The Central Bank of Kenya (CBK) has lowered its target for inflation in the coming months to below the 5 percent midpoint, mirroring its view of less pressure on consumer prices than previously expected.
The lender, which had seen the inflation rate breaching the midpoint by March next year, now expects changes in consumer prices to stick below the threshold through August 2026.
The lower expectations on consumer prices are despite September’s inflation rate rising to a 15-month high of 4.6 percent, driven mostly by higher food and fuel prices. CBK expects inflation to only peak at 4.9 percent in November this year before easing to 4.3 percent by June 2026.
Previously, inflation was expected to peak at 5.2 percent in March 2026 before falling in subsequent months.
The inflation forecast will give CBK more room to cut its benchmark interest rate further if deemed crucial to stimulating credit growth to the private sector.
“The inflation outlook has somewhat improved...and we do see that inflation remains below the 5 percent midpoint over a range throughout the near-term projection,” said CBK Governor Kamau Thugge.
“Our previous projection had indicated that inflation would exceed the five percent midpoint, but new prospects are much improved," he added.
A low inflation rate driven largely by a stable inflation rate helped CBK to make its eighth straight cut to the benchmark rate from 9.5 percent to 9.25 percent earlier this week, as it seeks to anchor the rebound of private sector credit.
The marginal uptick in September’s inflation rate was mainly driven by higher food and fuel prices (non-core inflation) as the index rose from 9.2 percent to 9.6 percent.
The contribution of food to non-core inflation rose from 8.1 to 8.2 percentage points, while energy prices contributed 0.4 percentage points.
Higher food prices mostly covered select vegetable items, including tomatoes, carrots, onions and cabbage. Non-food, non-fuel inflation or core inflation fell from three percent to 2.9 percent in the same month, from lower prices of processed foods, including maize flour.

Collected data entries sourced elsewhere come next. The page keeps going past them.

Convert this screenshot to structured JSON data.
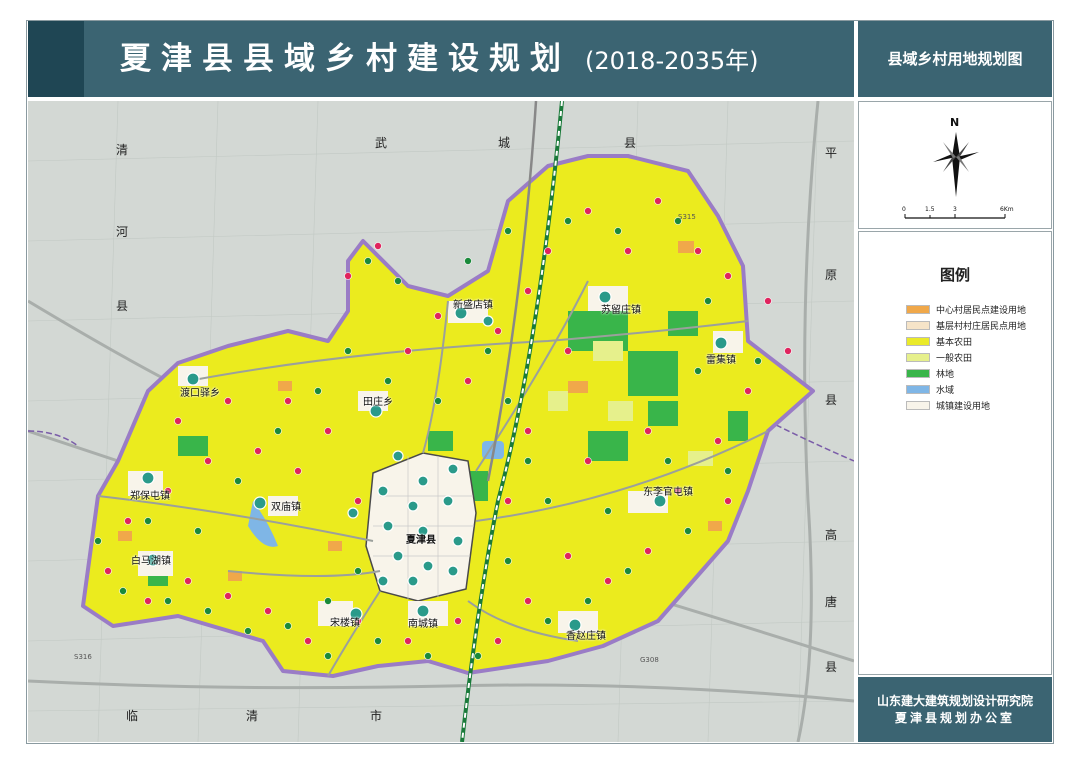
{
  "title": {
    "main": "夏津县县域乡村建设规划",
    "years": "(2018-2035年)"
  },
  "subtitle": "县域乡村用地规划图",
  "north": {
    "label": "N",
    "scale_ticks": [
      "0",
      "1.5",
      "3",
      "6Km"
    ]
  },
  "legend": {
    "title": "图例",
    "items": [
      {
        "label": "中心村居民点建设用地",
        "color": "#f0a84a"
      },
      {
        "label": "基层村村庄居民点用地",
        "color": "#f6e4c8"
      },
      {
        "label": "基本农田",
        "color": "#eaea2a"
      },
      {
        "label": "一般农田",
        "color": "#e6f08c"
      },
      {
        "label": "林地",
        "color": "#39b54a"
      },
      {
        "label": "水域",
        "color": "#7fb6e6"
      },
      {
        "label": "城镇建设用地",
        "color": "#f8f4ea"
      }
    ]
  },
  "organization": [
    "山东建大建筑规划设计研究院",
    "夏津县规划办公室"
  ],
  "map": {
    "surrounding_labels": [
      "清",
      "河",
      "县",
      "武",
      "城",
      "县",
      "平",
      "原",
      "县",
      "高",
      "唐",
      "县",
      "临",
      "清",
      "市"
    ],
    "towns": [
      "新盛店镇",
      "苏留庄镇",
      "雷集镇",
      "渡口驿乡",
      "田庄乡",
      "郑保屯镇",
      "双庙镇",
      "东李官屯镇",
      "夏津县",
      "白马湖镇",
      "宋楼镇",
      "南城镇",
      "香赵庄镇"
    ],
    "road_labels": [
      "S315",
      "S316",
      "G308"
    ]
  }
}
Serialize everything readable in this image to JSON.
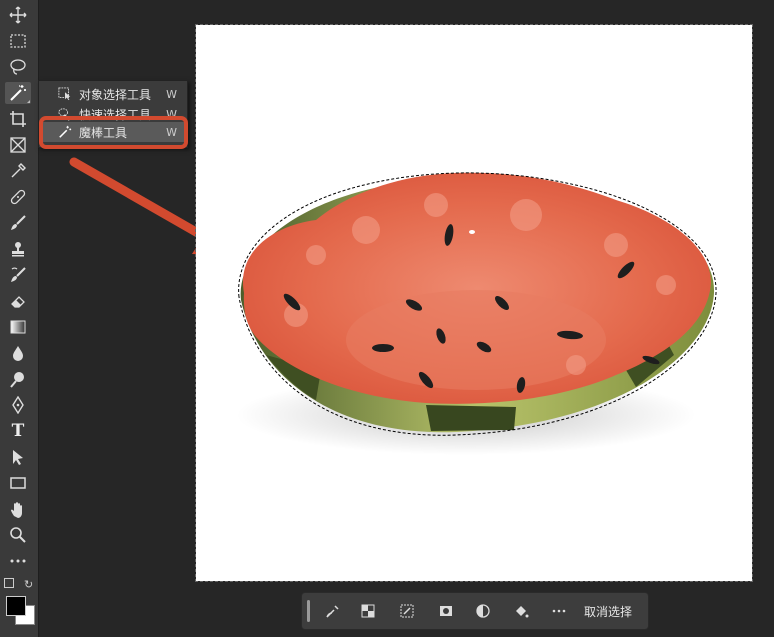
{
  "flyout": {
    "items": [
      {
        "label": "对象选择工具",
        "shortcut": "W"
      },
      {
        "label": "快速选择工具",
        "shortcut": "W"
      },
      {
        "label": "魔棒工具",
        "shortcut": "W"
      }
    ]
  },
  "toolbar": {
    "tools": [
      "move-icon",
      "rectangular-marquee-icon",
      "lasso-icon",
      "magic-wand-icon",
      "crop-icon",
      "frame-icon",
      "eyedropper-icon",
      "healing-brush-icon",
      "brush-icon",
      "clone-stamp-icon",
      "history-brush-icon",
      "eraser-icon",
      "gradient-icon",
      "blur-icon",
      "dodge-icon",
      "pen-icon",
      "type-icon",
      "path-selection-icon",
      "rectangle-icon",
      "hand-icon",
      "zoom-icon",
      "more-icon"
    ],
    "type_glyph": "T"
  },
  "colors": {
    "accent": "#d24a2f",
    "foreground": "#000000",
    "background": "#ffffff"
  },
  "taskbar": {
    "deselect_label": "取消选择",
    "buttons": [
      "refine-brush-icon",
      "invert-selection-icon",
      "transform-selection-icon",
      "mask-icon",
      "adjustment-icon",
      "fill-icon",
      "more-icon"
    ]
  }
}
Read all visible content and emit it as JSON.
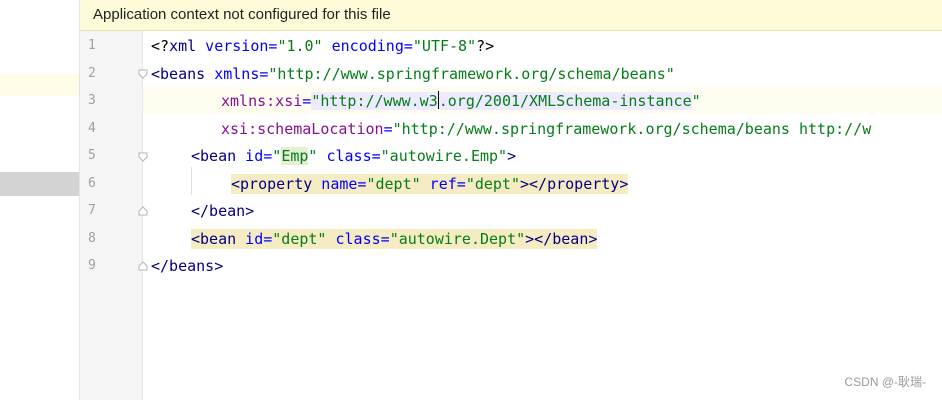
{
  "banner": {
    "message": "Application context not configured for this file"
  },
  "line_numbers": [
    "1",
    "2",
    "3",
    "4",
    "5",
    "6",
    "7",
    "8",
    "9"
  ],
  "code": {
    "l1": {
      "open": "<?",
      "name": "xml",
      "a1": " version=",
      "v1": "\"1.0\"",
      "a2": " encoding=",
      "v2": "\"UTF-8\"",
      "close": "?>"
    },
    "l2": {
      "tag": "<beans",
      "attr": " xmlns=",
      "val": "\"http://www.springframework.org/schema/beans\""
    },
    "l3": {
      "ns": "xmlns:xsi",
      "eq": "=",
      "val_a": "\"http://www.w3",
      "val_b": ".org/2001/XMLSchema-instance",
      "val_c": "\""
    },
    "l4": {
      "ns": "xsi:schemaLocation",
      "eq": "=",
      "val": "\"http://www.springframework.org/schema/beans http://w"
    },
    "l5": {
      "tag": "<bean",
      "a1": " id=",
      "q1": "\"",
      "v1": "Emp",
      "q2": "\"",
      "a2": " class=",
      "v2": "\"autowire.Emp\"",
      "close": ">"
    },
    "l6": {
      "tag": "<property",
      "a1": " name=",
      "v1": "\"dept\"",
      "a2": " ref=",
      "v2": "\"dept\"",
      "close": "></property>"
    },
    "l7": {
      "tag": "</bean>"
    },
    "l8": {
      "tag": "<bean",
      "a1": " id=",
      "v1": "\"dept\"",
      "a2": " class=",
      "v2": "\"autowire.Dept\"",
      "close": "></bean>"
    },
    "l9": {
      "tag": "</beans>"
    }
  },
  "watermark": "CSDN @-耿瑞-"
}
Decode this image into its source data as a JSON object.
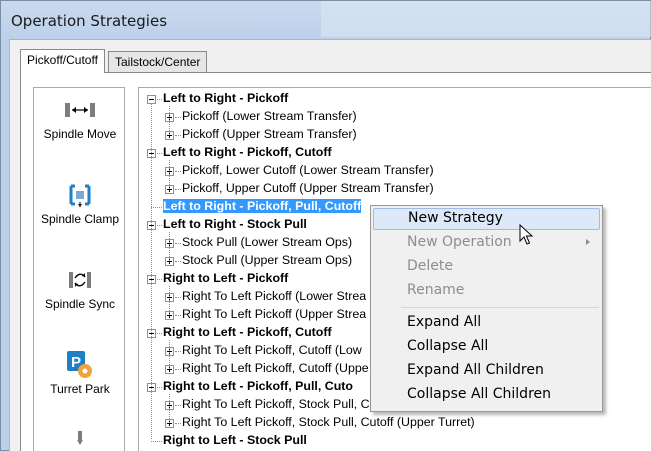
{
  "window": {
    "title": "Operation Strategies"
  },
  "tabs": [
    {
      "label": "Pickoff/Cutoff",
      "active": true
    },
    {
      "label": "Tailstock/Center",
      "active": false
    }
  ],
  "toolbar": {
    "items": [
      {
        "label": "Spindle Move",
        "icon": "spindle-move-icon"
      },
      {
        "label": "Spindle Clamp",
        "icon": "spindle-clamp-icon"
      },
      {
        "label": "Spindle Sync",
        "icon": "spindle-sync-icon"
      },
      {
        "label": "Turret Park",
        "icon": "turret-park-icon"
      }
    ]
  },
  "tree": {
    "groups": [
      {
        "label": "Left to Right - Pickoff",
        "children": [
          "Pickoff (Lower Stream Transfer)",
          "Pickoff (Upper Stream Transfer)"
        ]
      },
      {
        "label": "Left to Right - Pickoff, Cutoff",
        "children": [
          "Pickoff, Lower Cutoff (Lower Stream Transfer)",
          "Pickoff, Upper Cutoff (Upper Stream Transfer)"
        ]
      },
      {
        "label": "Left to Right - Pickoff, Pull, Cutoff",
        "children": [],
        "selected": true
      },
      {
        "label": "Left to Right - Stock Pull",
        "children": [
          "Stock Pull (Lower Stream Ops)",
          "Stock Pull (Upper Stream Ops)"
        ]
      },
      {
        "label": "Right to Left - Pickoff",
        "children": [
          "Right To Left Pickoff (Lower Strea",
          "Right To Left Pickoff (Upper Strea"
        ]
      },
      {
        "label": "Right to Left - Pickoff, Cutoff",
        "children": [
          "Right To Left Pickoff, Cutoff (Low",
          "Right To Left Pickoff, Cutoff (Uppe"
        ]
      },
      {
        "label": "Right to Left - Pickoff, Pull, Cuto",
        "children": [
          "Right To Left Pickoff, Stock Pull, C",
          "Right To Left Pickoff, Stock Pull, Cutoff (Upper Turret)"
        ]
      },
      {
        "label": "Right to Left - Stock Pull",
        "children": []
      }
    ]
  },
  "context_menu": {
    "items": [
      {
        "label": "New Strategy",
        "enabled": true,
        "hover": true
      },
      {
        "label": "New Operation",
        "enabled": false,
        "submenu": true
      },
      {
        "label": "Delete",
        "enabled": false
      },
      {
        "label": "Rename",
        "enabled": false
      },
      {
        "label": "Expand All",
        "enabled": true
      },
      {
        "label": "Collapse All",
        "enabled": true
      },
      {
        "label": "Expand All Children",
        "enabled": true
      },
      {
        "label": "Collapse All Children",
        "enabled": true
      }
    ]
  },
  "colors": {
    "selection": "#3399ff",
    "menu_hover": "#dde9f8",
    "disabled_text": "#8d8d8d"
  }
}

Findings from September’s Agriculture Sector Survey indicated that respondents saw inflation keeping within the 5 percent midpoint on the onset of the harvest season for key crops, especially maize.
Consumer prices were seen to be further anchored on stable fuel prices and exchange rate stability.
The Markets Survey conducted in the same month by CBK also showed that respondents expected inflation to stick to the target range from factors including stable international oil prices and the exchange rate.
The majority of respondents, however, expected higher prices for some food items, particularly vegetables, a factor that could exert moderate pressure on inflation in the near term due to seasonal factors.